(Q3)児童発達支援管理責任者の勤務状況が算定に与える影響は何ですか?

(A3)はい。児童発達支援管理責任者(児発管)の勤務状況は、報酬算定に直接影響することがあります。 ただし、重要なのは「その日に出勤しているか」だけではなく、指定基準上、児発管が適切に配置されている状態かどうかです。

例えば、児発管が有給休暇や週休で一時的に出勤していないだけであれば、通常はそれだけで児発管欠如減算にはなりません。児発管は、サービス提供時間帯を通じて常に事業所にいなければならない職種ではなく、法定休暇などの際に毎回代替の児発管を置くことまでは求められていません。

一方で、退職・長期休職・資格要件を満たさない者しかいないなどの理由で、指定基準上必要な児発管が配置されていない状態になると、児童発達支援管理責任者欠如減算の対象となる可能性があります。

また、児発管の勤務状況によって、個別支援計画の作成・更新が適切にできなくなることにも注意が必要です。児発管が長期間不在で、アセスメント、個別支援計画の作成、保護者への説明・同意、モニタリング、計画の見直しなどが行われなくなると、個別支援計画未作成減算の問題も生じる可能性があります。

実務上は、次のように整理すると分かりやすいです。

  • 有休・週休・短期間の欠勤
    → 原則、直ちに減算にはならない。
  • 児発管が退職し、後任がいない
    → 児発管欠如減算の対象となる可能性が高い。
  • 長期休職などで配置基準を満たせない
    → 欠如期間に応じて児発管欠如減算を検討。
  • 児発管不在により個別支援計画を適切に作成・更新できない
    → 個別支援計画未作成減算も検討が必要。
  • 児発管が勤務していても、資格要件や配置要件を満たしていない
    → 「出勤しているから問題ない」とはならず、人員基準上の欠如として扱われる可能性がある。
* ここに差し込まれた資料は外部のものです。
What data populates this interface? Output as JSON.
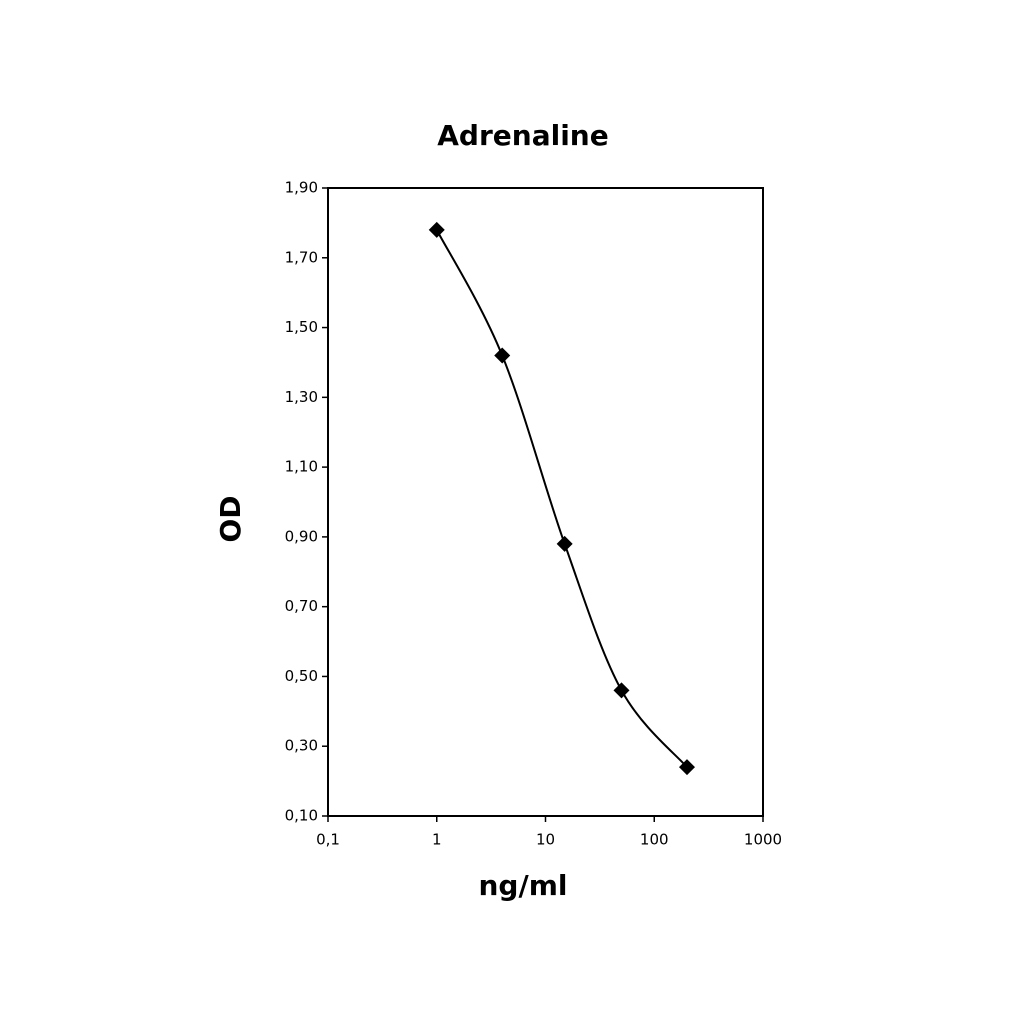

例えば、常勤の児発管が金曜日に有休を取っただけなら、通常は減算にはなりません。しかし、その児発管が退職して翌月以降も後任が決まらず、児発管として配置できる職員が誰もいない状態が続けば、児発管欠如減算の対象となる可能性があります。

つまり、児発管の勤務状況を見るときは、単に**「今日出勤しているか」ではなく、「指定基準上、児発管が配置されている状態か」「児発管として必要な業務が継続して行われているか」**を確認することが重要です。

特に運営指導では、勤務表・出勤簿だけでなく、児発管の資格要件、雇用形態、勤務時間、個別支援計画の作成・更新状況、モニタリング記録などを合わせて確認されることがあります。